This story originally appeared on My Jewish Learning.
(JTA) — “Be careful,” my mother would laugh if I teased her. “I might come back and haunt you.”
This week marks 10 years since my mother’s death and the haunting is sweet. I often feel her close, especially at this time of year, in the passage of short days and long nights, in the unavoidable outbreath of Christmas and the crisp anticipation of a new year.
My mother’s death also reverberates in this week’s Torah portion, in which we find Joseph and his brothers gathered at the bed of their father Jacob, our complicated patriarch, to witness him breathe his last.
The scene is an especially tender one. After offering his sons rather mixed blessings, prophesying the troubles and troubling traits of their descendants, the text says this: “Jacob gathered his feet into the bed; he expired and was gathered to his people.” (Genesis 49:33)
This language catches me every time — the repetition of “gathering,” the sons, the feet and the life. In this verse is a suggestion that for the lucky among us, dying might be as easeful as drawing our feet into bed. And that beyond the doorway there is a hint of reunion with our people. This grace is offered to some but not all of our forebears. Abraham is similarly gathered to his people, as are Isaac and Ishmael. Sarah and Joseph, in contrast, simply “die.” Rachel’s death in childbirth is a painful tear-jerker. And the deaths of Rebecca and Leah are simply not recorded.
As I reread Jacob’s deathbed scene, I feel a special empathy for Joseph, both of us having spent decades far from a beloved parent only to have them unexpectedly near at the close of the story. In Joseph’s case, Jacob is at last close by in Goshen, the Egyptian outskirts. In my case, my mother was visiting me in California for her 85th birthday when she had a stroke. She endured for five weeks, enough time to have, like Jacob, countless bedside gatherings before she too was gathered.
What is this gathering? And to whom exactly are we gathered? The Torah uses the word am, meaning “people” or “nation,” rather than avot, meaning “ancestors.” Just a few verses earlier (Genesis 49:29), Jacob uses both, saying, “I am being gathered to my people (ami); bury me with my ancestors (avotai),” suggesting that those words do not mean the same thing. Maybe ancestors are individuals, bound by their biographies; they are the past.
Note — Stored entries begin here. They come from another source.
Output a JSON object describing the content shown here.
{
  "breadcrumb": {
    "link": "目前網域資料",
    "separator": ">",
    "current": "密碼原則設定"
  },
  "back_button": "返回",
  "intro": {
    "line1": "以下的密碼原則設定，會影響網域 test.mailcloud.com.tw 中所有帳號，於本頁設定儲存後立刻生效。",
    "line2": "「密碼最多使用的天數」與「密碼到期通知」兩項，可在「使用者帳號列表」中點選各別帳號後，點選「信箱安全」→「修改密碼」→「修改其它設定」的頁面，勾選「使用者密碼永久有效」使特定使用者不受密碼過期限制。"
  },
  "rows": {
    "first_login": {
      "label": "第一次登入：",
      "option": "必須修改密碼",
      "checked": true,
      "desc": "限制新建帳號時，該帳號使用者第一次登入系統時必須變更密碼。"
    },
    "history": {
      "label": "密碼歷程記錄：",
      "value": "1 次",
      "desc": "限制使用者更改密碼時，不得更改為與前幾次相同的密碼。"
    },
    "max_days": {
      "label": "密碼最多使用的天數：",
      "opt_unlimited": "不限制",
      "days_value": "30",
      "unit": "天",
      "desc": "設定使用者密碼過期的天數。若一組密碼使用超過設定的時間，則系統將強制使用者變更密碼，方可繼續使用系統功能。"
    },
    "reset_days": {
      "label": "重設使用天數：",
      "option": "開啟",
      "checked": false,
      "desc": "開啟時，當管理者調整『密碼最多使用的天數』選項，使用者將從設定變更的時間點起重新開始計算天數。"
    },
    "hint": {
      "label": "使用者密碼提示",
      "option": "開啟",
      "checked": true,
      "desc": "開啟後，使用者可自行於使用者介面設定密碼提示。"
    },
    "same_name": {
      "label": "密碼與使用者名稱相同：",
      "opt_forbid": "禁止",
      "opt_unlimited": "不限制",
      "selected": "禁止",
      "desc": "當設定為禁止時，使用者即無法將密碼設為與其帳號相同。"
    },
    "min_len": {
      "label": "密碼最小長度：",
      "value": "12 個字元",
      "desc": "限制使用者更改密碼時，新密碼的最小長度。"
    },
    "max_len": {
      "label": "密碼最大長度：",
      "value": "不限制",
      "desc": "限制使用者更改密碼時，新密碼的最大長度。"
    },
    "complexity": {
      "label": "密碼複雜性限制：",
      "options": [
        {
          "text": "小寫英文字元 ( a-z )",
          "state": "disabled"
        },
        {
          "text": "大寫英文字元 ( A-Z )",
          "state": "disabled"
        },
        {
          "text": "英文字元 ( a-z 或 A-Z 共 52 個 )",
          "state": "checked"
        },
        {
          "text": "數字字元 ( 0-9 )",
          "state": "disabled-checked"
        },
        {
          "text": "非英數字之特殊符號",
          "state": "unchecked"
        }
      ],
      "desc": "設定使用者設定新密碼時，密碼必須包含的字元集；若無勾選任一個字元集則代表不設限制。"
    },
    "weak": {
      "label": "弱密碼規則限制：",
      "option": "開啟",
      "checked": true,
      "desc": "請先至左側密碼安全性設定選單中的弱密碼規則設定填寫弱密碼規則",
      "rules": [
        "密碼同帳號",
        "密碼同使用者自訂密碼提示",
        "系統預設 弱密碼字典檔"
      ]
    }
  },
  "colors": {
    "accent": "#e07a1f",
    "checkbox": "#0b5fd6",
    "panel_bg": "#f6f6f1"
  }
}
The people, the am, might be something larger and more collective — the unfolding of our shared story over time; they are the future.
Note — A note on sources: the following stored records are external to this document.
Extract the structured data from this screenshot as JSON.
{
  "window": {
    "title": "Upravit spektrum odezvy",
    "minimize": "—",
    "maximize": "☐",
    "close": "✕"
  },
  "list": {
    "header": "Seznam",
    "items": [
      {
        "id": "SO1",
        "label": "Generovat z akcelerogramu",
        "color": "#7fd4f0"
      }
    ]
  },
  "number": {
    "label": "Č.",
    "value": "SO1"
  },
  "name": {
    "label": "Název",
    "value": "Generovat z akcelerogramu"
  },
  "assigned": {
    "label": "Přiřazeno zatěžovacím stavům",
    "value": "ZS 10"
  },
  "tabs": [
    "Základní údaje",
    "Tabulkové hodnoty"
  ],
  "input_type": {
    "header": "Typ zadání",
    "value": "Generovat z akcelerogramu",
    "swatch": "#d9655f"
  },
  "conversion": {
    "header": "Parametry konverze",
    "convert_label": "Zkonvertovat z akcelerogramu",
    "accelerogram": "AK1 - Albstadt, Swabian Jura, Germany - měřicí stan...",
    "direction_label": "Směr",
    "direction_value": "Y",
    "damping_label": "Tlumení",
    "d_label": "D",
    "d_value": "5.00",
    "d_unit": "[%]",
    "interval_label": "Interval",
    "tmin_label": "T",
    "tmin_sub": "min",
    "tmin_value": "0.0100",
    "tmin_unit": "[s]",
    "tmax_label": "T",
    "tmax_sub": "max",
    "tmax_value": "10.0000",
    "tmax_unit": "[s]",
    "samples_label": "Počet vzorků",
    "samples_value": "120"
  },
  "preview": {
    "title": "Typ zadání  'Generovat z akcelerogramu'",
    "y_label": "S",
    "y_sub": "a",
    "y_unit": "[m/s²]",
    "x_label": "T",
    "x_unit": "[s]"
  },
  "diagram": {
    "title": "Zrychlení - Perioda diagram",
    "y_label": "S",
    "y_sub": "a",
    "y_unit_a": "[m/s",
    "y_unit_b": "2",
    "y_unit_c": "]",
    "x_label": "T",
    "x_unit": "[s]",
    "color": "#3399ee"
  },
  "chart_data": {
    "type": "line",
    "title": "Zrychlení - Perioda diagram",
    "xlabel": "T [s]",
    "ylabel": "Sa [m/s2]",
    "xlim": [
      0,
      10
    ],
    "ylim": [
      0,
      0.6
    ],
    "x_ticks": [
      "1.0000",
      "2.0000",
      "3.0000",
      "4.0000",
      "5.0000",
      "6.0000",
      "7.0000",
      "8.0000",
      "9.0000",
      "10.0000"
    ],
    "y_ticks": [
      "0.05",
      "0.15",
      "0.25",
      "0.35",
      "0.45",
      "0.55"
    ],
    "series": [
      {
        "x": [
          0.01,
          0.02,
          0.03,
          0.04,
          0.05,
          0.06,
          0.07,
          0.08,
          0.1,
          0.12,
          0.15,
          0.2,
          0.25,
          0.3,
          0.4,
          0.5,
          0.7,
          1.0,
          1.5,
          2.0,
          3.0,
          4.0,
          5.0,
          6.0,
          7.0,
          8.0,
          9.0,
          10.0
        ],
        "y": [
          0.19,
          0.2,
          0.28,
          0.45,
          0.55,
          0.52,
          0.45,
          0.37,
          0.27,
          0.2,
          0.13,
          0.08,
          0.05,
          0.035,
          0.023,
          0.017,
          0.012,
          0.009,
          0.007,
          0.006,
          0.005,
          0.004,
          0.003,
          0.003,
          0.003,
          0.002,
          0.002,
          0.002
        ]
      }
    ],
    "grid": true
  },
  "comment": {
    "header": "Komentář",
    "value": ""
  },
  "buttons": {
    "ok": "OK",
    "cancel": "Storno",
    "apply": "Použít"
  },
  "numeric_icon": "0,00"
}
In this sense, Jacob might be buried with Abraham and Sarah, but it is to us that he is gathered. We are the am, still in forward motion. We continue his story. We even go by his symbolic God-wrestling name, Yisrael. Jacob has been gathered into us — his ambitions, his destiny, his fears, his grief, his limitations.
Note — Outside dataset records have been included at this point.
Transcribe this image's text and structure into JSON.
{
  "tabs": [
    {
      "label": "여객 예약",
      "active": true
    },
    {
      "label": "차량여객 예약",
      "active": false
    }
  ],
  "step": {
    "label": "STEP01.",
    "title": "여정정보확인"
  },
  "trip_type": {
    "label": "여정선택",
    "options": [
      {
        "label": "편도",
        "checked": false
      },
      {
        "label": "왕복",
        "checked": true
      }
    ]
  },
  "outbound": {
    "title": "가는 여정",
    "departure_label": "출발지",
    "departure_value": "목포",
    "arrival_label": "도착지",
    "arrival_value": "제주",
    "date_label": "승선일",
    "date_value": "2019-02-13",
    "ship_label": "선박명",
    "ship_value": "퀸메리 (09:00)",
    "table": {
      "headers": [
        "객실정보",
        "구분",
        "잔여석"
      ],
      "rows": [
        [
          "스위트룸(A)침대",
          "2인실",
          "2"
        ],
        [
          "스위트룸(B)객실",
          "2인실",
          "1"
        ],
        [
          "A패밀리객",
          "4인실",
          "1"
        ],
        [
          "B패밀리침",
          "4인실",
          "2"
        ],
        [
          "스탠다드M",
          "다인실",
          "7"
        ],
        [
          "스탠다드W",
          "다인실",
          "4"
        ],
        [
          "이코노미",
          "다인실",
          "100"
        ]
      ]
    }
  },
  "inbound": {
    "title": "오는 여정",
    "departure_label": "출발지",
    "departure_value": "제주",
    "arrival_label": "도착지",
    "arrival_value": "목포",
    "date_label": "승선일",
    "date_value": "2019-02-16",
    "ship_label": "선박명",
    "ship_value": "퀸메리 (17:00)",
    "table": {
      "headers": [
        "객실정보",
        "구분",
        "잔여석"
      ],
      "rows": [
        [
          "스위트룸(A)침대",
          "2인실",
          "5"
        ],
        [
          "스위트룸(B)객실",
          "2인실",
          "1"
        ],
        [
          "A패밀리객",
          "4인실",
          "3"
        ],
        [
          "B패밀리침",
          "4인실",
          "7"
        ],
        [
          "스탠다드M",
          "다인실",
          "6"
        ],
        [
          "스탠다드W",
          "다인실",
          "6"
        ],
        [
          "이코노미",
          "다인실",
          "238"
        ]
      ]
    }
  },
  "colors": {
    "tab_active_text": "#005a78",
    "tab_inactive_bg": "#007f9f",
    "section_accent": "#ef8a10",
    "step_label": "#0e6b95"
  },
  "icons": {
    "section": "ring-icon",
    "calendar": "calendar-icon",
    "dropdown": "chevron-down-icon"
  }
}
I can say with certainty that my mother has been gathered into me. Sometimes I hear my own laugh and think she is doing the laughing. Or I scrunch my face just so and, without looking in a mirror, I know the expression to be hers. In a moment of insecurity or aggravation I can feel her insecurity and aggravation rise in my gut. Yet even as I notice these things, I know my mother did not invent them. Her laugh, her expressions, her insecurities — those were in turn gathered into her by generations previous.
We carry the ancestors in us. We carry them in a vast mosaic of talents and traits and traumas. From our mothers’ delights and fears all the way back to Jacob dreaming of a ladder, wrestling angels, snookering his brother and getting snookered in return, losing a favorite child and regaining him against all odds. And in between Jacob and us? Countless generations of seeking and suffering.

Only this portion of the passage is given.